Getting the picture

A surveillance system based on artificial intelligence promises to give clear, unequivocal pictures of those caught on CCTV committing crimes. The system, developed at the University of Portsmouth, improves CCTV image quality by ‘selectively’ enhancing sequences of video footage.

CCTV images seen on television often appear fuzzy or blurred because they are captured on video. ‘Take a CCTV camera that costs £20,000,’ said Dr David Brown from the university’s Institute of Industrial Research. ‘It has excellent optical lenses but once the image goes to video the tape can stretch or it ages and is nowhere near the quality you need.’

When prosecutors present CCTV footage in court they are usually working off a small number of images that mitigate against the defendant or defendants. These single frames are found in the miles of tape police have at their disposal.

The images are usually of poor quality and have to be enhanced using interpolation, a mathematical method of creating missing data. An image can be increased from 100 to 200 pixels through interpolation. While there are many methods of interpolation — one simple way is to generate a new pixel by using the average of the value of the two pixels on either side of the one to be created.

‘So what happens is you enlarge an image and it goes “blocky” because it is guessing where the pixels are and they are often not there at all. You can’t go to a court with a picture like that,’ said Brown.

One solution is to store the video at higher quality, but this requires more storage capacity and is costly.

Lewis Hibell, a PhD student at the university, has devised a method of selective enhancement to reconstruct the original image. This can be achieved by exploiting the fact that different frames of video contain slightly different pieces of data.

Multiple frames are taken from video footage, all of which are different due to the subject moving slightly or the light source changing. Areas of interest in the picture are then identified and separated from the remainder of the video. These areas are used to generate a single stationary clear image of the subject from the video source.

‘This is all about selective enhancement,’ said Brown. ‘We put what we want to see in a box and enhance only what is in the box. Take a person walking down the street: we remove them from the scene, enhance them and place them back into the scene. You can then subdivide the picture and do further enhancement, say to a person’s arm.’

Hibell pointed out that there are already algorithms that can enhance a poor-quality picture, but they tend to be applied to single images and not a sequence. the newly developed system presents good-quality images in a series of frames.

The artificial intelligence/machine-learning aspect of the research is the neural network being used. ‘This is a new neural network I have created known as a Self-Delaying Dynamic Network (SDN). The use of a neural network means that we do not have to specify the way in which pixels or pieces of the image are combined or chosen,’ said Hibell.

He added: ‘The network is shown examples of the problem and examples of answers to that problem.
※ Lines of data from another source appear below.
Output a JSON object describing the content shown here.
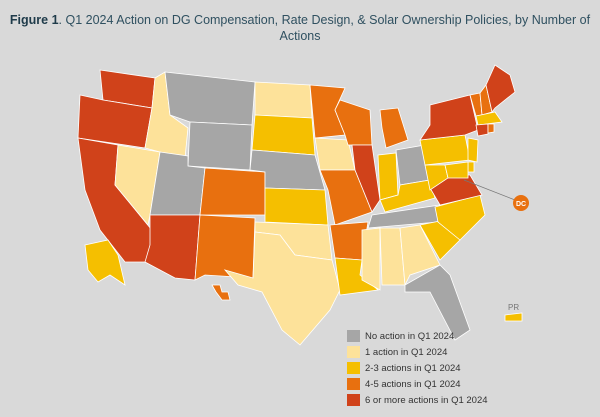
{
  "title": {
    "bold": "Figure 1",
    "rest": ". Q1 2024 Action on DG Compensation, Rate Design, & Solar Ownership Policies, by Number of Actions"
  },
  "colors": {
    "none": "#a6a6a6",
    "one": "#fde29a",
    "two_three": "#f5bf00",
    "four_five": "#e8700f",
    "six_plus": "#d0421a"
  },
  "legend": [
    {
      "key": "none",
      "label": "No action in Q1 2024"
    },
    {
      "key": "one",
      "label": "1 action in Q1 2024"
    },
    {
      "key": "two_three",
      "label": "2-3 actions in Q1 2024"
    },
    {
      "key": "four_five",
      "label": "4-5 actions in Q1 2024"
    },
    {
      "key": "six_plus",
      "label": "6 or more actions in Q1 2024"
    }
  ],
  "labels": {
    "dc": "DC",
    "pr": "PR"
  },
  "states": {
    "WA": "six_plus",
    "OR": "six_plus",
    "CA": "six_plus",
    "AZ": "six_plus",
    "NV": "one",
    "ID": "one",
    "MT": "none",
    "WY": "none",
    "UT": "none",
    "CO": "four_five",
    "NM": "four_five",
    "ND": "one",
    "SD": "two_three",
    "NE": "none",
    "KS": "two_three",
    "OK": "one",
    "TX": "one",
    "MN": "four_five",
    "IA": "one",
    "MO": "four_five",
    "AR": "four_five",
    "LA": "two_three",
    "WI": "four_five",
    "IL": "six_plus",
    "MI": "four_five",
    "IN": "two_three",
    "OH": "none",
    "KY": "two_three",
    "TN": "none",
    "MS": "one",
    "AL": "one",
    "GA": "one",
    "FL": "none",
    "SC": "two_three",
    "NC": "two_three",
    "VA": "six_plus",
    "WV": "two_three",
    "PA": "two_three",
    "NY": "six_plus",
    "VT": "four_five",
    "NH": "four_five",
    "ME": "six_plus",
    "MA": "two_three",
    "CT": "six_plus",
    "RI": "four_five",
    "NJ": "two_three",
    "DE": "two_three",
    "MD": "two_three",
    "DC": "four_five",
    "AK": "two_three",
    "HI": "four_five",
    "PR": "two_three"
  }
}
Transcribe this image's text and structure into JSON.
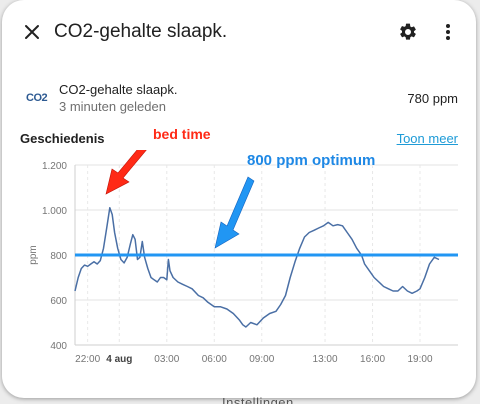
{
  "dialog": {
    "title": "CO2-gehalte slaapk.",
    "close_icon": "close-icon",
    "settings_icon": "gear-icon",
    "menu_icon": "more-vert-icon"
  },
  "entity": {
    "icon_label": "CO2",
    "name": "CO2-gehalte slaapk.",
    "last_changed": "3 minuten geleden",
    "value": "780 ppm"
  },
  "history": {
    "title": "Geschiedenis",
    "show_more": "Toon meer"
  },
  "annotations": {
    "bed_time": "bed time",
    "optimum": "800 ppm optimum",
    "bed_arrow_color": "#ff2a16",
    "optimum_arrow_color": "#2196f3"
  },
  "chart_data": {
    "type": "line",
    "ylabel": "ppm",
    "ylim": [
      400,
      1200
    ],
    "y_ticks": [
      "400",
      "600",
      "800",
      "1.000",
      "1.200"
    ],
    "x_ticks": [
      "22:00",
      "4 aug",
      "03:00",
      "06:00",
      "09:00",
      "13:00",
      "16:00",
      "19:00"
    ],
    "x_range_hours": [
      -0.8,
      23.4
    ],
    "reference_line": {
      "value": 800,
      "color": "#2196f3"
    },
    "series": [
      {
        "color": "#4a6fa5",
        "points": [
          [
            -0.8,
            640
          ],
          [
            -0.6,
            700
          ],
          [
            -0.4,
            740
          ],
          [
            -0.2,
            755
          ],
          [
            0.0,
            750
          ],
          [
            0.2,
            760
          ],
          [
            0.4,
            770
          ],
          [
            0.6,
            760
          ],
          [
            0.8,
            775
          ],
          [
            1.0,
            830
          ],
          [
            1.2,
            920
          ],
          [
            1.4,
            1010
          ],
          [
            1.55,
            980
          ],
          [
            1.7,
            900
          ],
          [
            1.9,
            830
          ],
          [
            2.1,
            780
          ],
          [
            2.3,
            765
          ],
          [
            2.5,
            790
          ],
          [
            2.7,
            850
          ],
          [
            2.85,
            890
          ],
          [
            3.0,
            870
          ],
          [
            3.15,
            780
          ],
          [
            3.3,
            790
          ],
          [
            3.45,
            860
          ],
          [
            3.6,
            790
          ],
          [
            3.8,
            740
          ],
          [
            4.0,
            700
          ],
          [
            4.2,
            690
          ],
          [
            4.4,
            680
          ],
          [
            4.6,
            700
          ],
          [
            4.8,
            700
          ],
          [
            5.0,
            690
          ],
          [
            5.1,
            780
          ],
          [
            5.2,
            730
          ],
          [
            5.4,
            700
          ],
          [
            5.7,
            680
          ],
          [
            6.0,
            670
          ],
          [
            6.3,
            660
          ],
          [
            6.6,
            650
          ],
          [
            7.0,
            620
          ],
          [
            7.3,
            610
          ],
          [
            7.6,
            590
          ],
          [
            8.0,
            570
          ],
          [
            8.4,
            570
          ],
          [
            8.8,
            560
          ],
          [
            9.2,
            540
          ],
          [
            9.6,
            510
          ],
          [
            9.8,
            490
          ],
          [
            10.0,
            480
          ],
          [
            10.3,
            500
          ],
          [
            10.7,
            490
          ],
          [
            11.1,
            520
          ],
          [
            11.5,
            540
          ],
          [
            11.9,
            550
          ],
          [
            12.2,
            580
          ],
          [
            12.5,
            620
          ],
          [
            12.8,
            700
          ],
          [
            13.1,
            770
          ],
          [
            13.4,
            830
          ],
          [
            13.7,
            880
          ],
          [
            14.0,
            900
          ],
          [
            14.3,
            910
          ],
          [
            14.6,
            920
          ],
          [
            14.9,
            930
          ],
          [
            15.2,
            945
          ],
          [
            15.5,
            930
          ],
          [
            15.8,
            935
          ],
          [
            16.1,
            930
          ],
          [
            16.4,
            900
          ],
          [
            16.7,
            870
          ],
          [
            17.0,
            830
          ],
          [
            17.3,
            800
          ],
          [
            17.5,
            760
          ],
          [
            17.8,
            730
          ],
          [
            18.1,
            700
          ],
          [
            18.4,
            680
          ],
          [
            18.7,
            660
          ],
          [
            19.0,
            650
          ],
          [
            19.3,
            640
          ],
          [
            19.6,
            640
          ],
          [
            19.9,
            660
          ],
          [
            20.2,
            640
          ],
          [
            20.5,
            630
          ],
          [
            20.8,
            640
          ],
          [
            21.0,
            650
          ],
          [
            21.3,
            700
          ],
          [
            21.6,
            760
          ],
          [
            21.9,
            790
          ],
          [
            22.2,
            780
          ]
        ]
      }
    ],
    "grid": true
  },
  "bottom_fragment": "Instellingen"
}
It then learns how to perform the processes required to produce the answer.

‘The use of a neural network makes the system very robust and capable of working on very noisy data. It is this adaptability that will allow the network to cope with different levels of motion between frames and other standard issues for image processing techniques such as lighting level and blur.’

Hibell said it should be possible for a trained network to be written on to a chip, which could then be used at almost any stage in a CCTV system. ‘They could be placed in cameras, but that would then mean having to modify them. The ideal place would be back at the control room,’ added Hibell.

‘The existing camera systems could then remain the same. A device containing the network chip could be fed with frames direct from a camera source or from existing storage/processing equipment in the control room.’

In future the network chip could be embedded directly into the camera operators’ console to allow them to enhance a section they are viewing just by pressing a button or clicking on an icon.

Jason Ford